Banjo player, singer, songwriter, percussive-dancer, choreographer and square-dance caller, Oakland, CA-based Evie Ladin grew up steeped in traditional folk music/dance on the East Coast, and brings a contemporary vision to her compositions and choreography while holding fast to the roots. Her performances, recordings and teaching reconnect Appalachian music/dance with other African-Diaspora traditions, and have been heard from A Prairie Home Companion to Lincoln Center, Hardly Strictly Bluegrass to Celtic Connections, Brazil to Bali. She has shared the stage with innumerable luminaries, such as Alice Gerrard, Laurie Lewis, Ralph Stanley and John McKuen, and many contemporaries.

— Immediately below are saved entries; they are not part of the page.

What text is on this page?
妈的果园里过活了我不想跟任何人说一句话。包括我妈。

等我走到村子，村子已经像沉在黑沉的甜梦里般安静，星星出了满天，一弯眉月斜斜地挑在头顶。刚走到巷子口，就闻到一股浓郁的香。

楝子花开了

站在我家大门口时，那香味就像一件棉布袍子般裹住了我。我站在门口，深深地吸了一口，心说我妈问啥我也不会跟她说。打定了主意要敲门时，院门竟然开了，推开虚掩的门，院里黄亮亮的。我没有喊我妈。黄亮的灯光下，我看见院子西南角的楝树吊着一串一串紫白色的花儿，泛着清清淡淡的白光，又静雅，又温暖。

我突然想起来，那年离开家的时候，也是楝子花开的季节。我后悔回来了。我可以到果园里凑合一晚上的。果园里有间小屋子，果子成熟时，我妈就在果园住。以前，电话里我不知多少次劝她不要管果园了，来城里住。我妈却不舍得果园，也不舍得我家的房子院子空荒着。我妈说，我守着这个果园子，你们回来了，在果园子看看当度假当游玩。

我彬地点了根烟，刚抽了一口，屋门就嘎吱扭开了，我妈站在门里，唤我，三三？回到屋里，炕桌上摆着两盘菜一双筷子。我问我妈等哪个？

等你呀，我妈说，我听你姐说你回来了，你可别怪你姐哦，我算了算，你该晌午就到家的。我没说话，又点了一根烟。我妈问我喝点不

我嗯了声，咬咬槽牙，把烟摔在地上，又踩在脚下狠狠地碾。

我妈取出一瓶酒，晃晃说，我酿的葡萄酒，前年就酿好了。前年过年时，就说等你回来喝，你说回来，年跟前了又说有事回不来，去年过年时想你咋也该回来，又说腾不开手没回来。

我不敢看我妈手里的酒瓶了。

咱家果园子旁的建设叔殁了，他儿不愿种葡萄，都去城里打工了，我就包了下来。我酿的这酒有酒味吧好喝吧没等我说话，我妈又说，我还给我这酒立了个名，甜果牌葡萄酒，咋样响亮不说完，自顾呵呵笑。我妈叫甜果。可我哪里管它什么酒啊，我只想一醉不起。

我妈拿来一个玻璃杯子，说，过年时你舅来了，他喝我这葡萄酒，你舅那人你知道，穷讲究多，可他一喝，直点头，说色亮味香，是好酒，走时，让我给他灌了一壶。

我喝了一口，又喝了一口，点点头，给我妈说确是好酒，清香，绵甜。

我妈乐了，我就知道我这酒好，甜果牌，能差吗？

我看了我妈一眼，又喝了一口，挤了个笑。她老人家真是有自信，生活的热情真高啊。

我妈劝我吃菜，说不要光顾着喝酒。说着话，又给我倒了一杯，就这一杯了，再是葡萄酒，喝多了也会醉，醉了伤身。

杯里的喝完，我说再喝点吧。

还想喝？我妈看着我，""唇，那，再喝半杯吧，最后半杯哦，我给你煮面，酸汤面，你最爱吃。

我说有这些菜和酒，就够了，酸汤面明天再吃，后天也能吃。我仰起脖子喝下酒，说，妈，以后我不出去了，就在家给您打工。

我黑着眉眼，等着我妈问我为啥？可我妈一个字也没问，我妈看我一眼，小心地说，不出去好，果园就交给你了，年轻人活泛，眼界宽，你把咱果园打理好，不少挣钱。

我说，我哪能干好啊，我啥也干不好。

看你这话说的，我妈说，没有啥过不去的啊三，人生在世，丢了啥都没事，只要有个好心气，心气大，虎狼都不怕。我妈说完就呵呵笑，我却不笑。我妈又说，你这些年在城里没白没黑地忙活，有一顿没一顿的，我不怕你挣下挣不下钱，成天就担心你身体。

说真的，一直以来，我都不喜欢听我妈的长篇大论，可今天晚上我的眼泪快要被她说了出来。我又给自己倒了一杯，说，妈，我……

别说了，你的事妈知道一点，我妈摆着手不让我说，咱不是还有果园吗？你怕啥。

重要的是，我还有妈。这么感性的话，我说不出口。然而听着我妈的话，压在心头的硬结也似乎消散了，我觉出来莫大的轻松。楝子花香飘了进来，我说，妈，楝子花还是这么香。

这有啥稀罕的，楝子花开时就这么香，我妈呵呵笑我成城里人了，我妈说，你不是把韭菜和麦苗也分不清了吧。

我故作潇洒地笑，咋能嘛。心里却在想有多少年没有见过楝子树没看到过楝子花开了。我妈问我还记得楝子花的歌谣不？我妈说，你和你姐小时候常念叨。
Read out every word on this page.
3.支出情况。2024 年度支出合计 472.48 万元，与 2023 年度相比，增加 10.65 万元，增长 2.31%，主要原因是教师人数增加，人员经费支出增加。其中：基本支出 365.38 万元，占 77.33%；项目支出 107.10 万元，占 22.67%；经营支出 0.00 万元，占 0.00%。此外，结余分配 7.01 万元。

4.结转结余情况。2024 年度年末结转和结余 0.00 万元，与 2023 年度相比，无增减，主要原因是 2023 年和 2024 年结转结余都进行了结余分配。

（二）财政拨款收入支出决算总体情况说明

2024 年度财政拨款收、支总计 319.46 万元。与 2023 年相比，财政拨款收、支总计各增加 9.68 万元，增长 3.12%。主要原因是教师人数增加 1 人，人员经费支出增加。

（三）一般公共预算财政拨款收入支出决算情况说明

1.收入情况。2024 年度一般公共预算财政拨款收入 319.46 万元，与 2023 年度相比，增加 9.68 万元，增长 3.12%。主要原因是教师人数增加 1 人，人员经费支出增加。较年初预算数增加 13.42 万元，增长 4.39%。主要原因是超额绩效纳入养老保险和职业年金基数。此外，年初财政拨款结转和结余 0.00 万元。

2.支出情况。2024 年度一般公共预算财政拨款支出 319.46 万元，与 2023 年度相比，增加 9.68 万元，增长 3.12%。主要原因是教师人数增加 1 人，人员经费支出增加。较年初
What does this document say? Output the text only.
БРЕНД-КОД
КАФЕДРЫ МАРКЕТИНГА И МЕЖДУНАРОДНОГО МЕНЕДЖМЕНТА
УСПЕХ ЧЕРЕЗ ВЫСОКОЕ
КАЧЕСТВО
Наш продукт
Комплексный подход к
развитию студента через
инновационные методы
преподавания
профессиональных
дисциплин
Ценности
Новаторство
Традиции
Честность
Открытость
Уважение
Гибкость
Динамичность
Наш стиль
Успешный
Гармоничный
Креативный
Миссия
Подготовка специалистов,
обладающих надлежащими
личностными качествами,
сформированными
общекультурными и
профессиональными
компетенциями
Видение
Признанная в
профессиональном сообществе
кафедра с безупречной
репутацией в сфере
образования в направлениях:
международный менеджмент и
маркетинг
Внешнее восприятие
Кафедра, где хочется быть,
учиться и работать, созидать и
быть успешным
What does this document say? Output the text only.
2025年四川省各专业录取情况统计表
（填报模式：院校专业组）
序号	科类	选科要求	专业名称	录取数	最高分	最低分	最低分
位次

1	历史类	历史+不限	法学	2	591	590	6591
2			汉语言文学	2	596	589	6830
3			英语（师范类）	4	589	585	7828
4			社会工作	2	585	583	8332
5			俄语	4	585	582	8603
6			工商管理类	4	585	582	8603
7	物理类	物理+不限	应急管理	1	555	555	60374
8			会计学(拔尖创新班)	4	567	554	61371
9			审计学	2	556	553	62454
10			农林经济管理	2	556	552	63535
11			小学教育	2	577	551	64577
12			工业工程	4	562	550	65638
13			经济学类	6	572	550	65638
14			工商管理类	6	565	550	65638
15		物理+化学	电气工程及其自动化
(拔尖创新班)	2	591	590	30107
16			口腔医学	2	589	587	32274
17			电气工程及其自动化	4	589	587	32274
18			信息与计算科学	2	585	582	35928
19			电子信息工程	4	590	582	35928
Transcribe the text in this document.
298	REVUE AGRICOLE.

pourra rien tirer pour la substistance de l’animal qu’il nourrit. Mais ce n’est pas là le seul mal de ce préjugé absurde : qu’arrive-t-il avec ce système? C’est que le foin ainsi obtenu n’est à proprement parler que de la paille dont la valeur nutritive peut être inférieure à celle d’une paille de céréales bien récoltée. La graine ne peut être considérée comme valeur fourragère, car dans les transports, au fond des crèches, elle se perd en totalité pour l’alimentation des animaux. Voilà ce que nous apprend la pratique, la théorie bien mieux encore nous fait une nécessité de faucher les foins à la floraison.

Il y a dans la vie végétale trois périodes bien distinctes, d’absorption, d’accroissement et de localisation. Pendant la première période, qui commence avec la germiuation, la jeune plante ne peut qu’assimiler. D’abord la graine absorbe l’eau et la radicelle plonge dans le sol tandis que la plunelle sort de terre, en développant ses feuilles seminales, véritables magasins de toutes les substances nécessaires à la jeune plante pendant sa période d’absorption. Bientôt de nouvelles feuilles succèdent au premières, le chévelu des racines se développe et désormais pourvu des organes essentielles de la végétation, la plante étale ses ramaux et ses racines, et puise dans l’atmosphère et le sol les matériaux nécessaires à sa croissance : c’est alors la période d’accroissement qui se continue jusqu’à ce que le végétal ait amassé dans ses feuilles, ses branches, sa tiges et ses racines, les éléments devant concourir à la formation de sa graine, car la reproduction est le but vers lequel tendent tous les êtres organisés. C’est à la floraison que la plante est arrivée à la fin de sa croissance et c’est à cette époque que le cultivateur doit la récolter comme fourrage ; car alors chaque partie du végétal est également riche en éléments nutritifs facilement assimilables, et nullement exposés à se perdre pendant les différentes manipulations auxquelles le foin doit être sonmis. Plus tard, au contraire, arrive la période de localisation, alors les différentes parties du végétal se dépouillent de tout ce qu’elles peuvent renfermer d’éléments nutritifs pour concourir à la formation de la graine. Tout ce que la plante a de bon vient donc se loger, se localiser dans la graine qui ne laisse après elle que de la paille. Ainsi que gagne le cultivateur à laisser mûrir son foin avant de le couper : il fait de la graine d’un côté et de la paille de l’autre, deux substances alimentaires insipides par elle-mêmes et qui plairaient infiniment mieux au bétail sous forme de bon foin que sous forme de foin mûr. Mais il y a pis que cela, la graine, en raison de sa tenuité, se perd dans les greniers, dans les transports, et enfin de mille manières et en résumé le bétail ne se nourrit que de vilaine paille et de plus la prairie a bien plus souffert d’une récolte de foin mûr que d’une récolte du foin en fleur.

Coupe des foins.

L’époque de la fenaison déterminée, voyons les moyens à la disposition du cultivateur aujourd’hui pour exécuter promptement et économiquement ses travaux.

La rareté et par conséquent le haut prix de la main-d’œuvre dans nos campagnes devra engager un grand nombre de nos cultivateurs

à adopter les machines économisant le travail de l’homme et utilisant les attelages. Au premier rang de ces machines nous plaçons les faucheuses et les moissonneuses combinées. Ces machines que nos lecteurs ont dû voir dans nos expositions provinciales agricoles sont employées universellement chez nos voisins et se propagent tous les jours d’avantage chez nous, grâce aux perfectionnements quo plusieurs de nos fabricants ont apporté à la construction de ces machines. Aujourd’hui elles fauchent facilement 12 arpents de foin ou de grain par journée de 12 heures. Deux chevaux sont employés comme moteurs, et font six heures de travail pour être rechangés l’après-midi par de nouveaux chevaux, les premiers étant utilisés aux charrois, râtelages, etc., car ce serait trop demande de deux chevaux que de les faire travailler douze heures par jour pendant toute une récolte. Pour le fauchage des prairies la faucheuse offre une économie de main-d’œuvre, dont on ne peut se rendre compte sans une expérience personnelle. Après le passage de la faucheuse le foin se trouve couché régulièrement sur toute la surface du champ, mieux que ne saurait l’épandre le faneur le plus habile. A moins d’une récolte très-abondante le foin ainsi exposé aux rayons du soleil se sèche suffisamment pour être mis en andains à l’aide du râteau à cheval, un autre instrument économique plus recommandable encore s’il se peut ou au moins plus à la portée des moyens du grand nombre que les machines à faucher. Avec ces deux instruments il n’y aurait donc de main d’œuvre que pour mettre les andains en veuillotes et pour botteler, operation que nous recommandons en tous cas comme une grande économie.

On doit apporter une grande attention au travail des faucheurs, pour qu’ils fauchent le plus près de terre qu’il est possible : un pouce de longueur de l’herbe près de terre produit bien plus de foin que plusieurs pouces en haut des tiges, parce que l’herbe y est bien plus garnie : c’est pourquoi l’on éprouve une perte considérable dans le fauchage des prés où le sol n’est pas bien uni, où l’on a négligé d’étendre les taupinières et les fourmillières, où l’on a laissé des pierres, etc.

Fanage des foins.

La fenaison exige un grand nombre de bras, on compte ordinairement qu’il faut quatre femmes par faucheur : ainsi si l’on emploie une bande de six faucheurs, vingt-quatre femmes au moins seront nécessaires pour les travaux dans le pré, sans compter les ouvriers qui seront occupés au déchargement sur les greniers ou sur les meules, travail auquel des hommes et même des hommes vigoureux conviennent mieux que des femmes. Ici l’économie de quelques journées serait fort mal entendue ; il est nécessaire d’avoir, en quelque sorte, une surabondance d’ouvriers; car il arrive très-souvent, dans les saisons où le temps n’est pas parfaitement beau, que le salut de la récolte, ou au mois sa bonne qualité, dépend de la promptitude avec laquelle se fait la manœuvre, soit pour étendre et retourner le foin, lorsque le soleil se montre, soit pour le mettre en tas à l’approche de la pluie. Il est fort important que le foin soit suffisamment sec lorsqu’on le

Evie currently tours internationally with her Evie Ladin Band, and as a duo with Keith Terry. In the trad world, she teaches clawhammer banjo privately and online at Peghead Nation with over 350 students, and numerous camps and festivals. In the percussive dance world, she directs the moving choir MoToR/dance, co-founded the International Body Music Festival, does educational outreach with the multicultural Crosspulse, and is an ace freestyle flatfooter. In the songwriter world, she writes clever, poignant and funny songs, subtitling her band “neo-trad kinetic folk.” In 2024 she released two CDs, celebrating both of her musical sides: a live album of originals from her Evie Ladin Band, recorded at the esteemed Freight & Salvage, and the second totally trad fiddle/banjo duets with 17 different fiddlers, Riding the Rooster Two. A highly entertaining performer, Evie enjoys facilitating arts learning in diverse communities, always connecting the music with the dance, and educating people about traditional Appalachian culture and history.
“The best example I have seen of a Neo-Trad band’s sound being authentically anchored in old time music but extending it into new and entertaining directions.”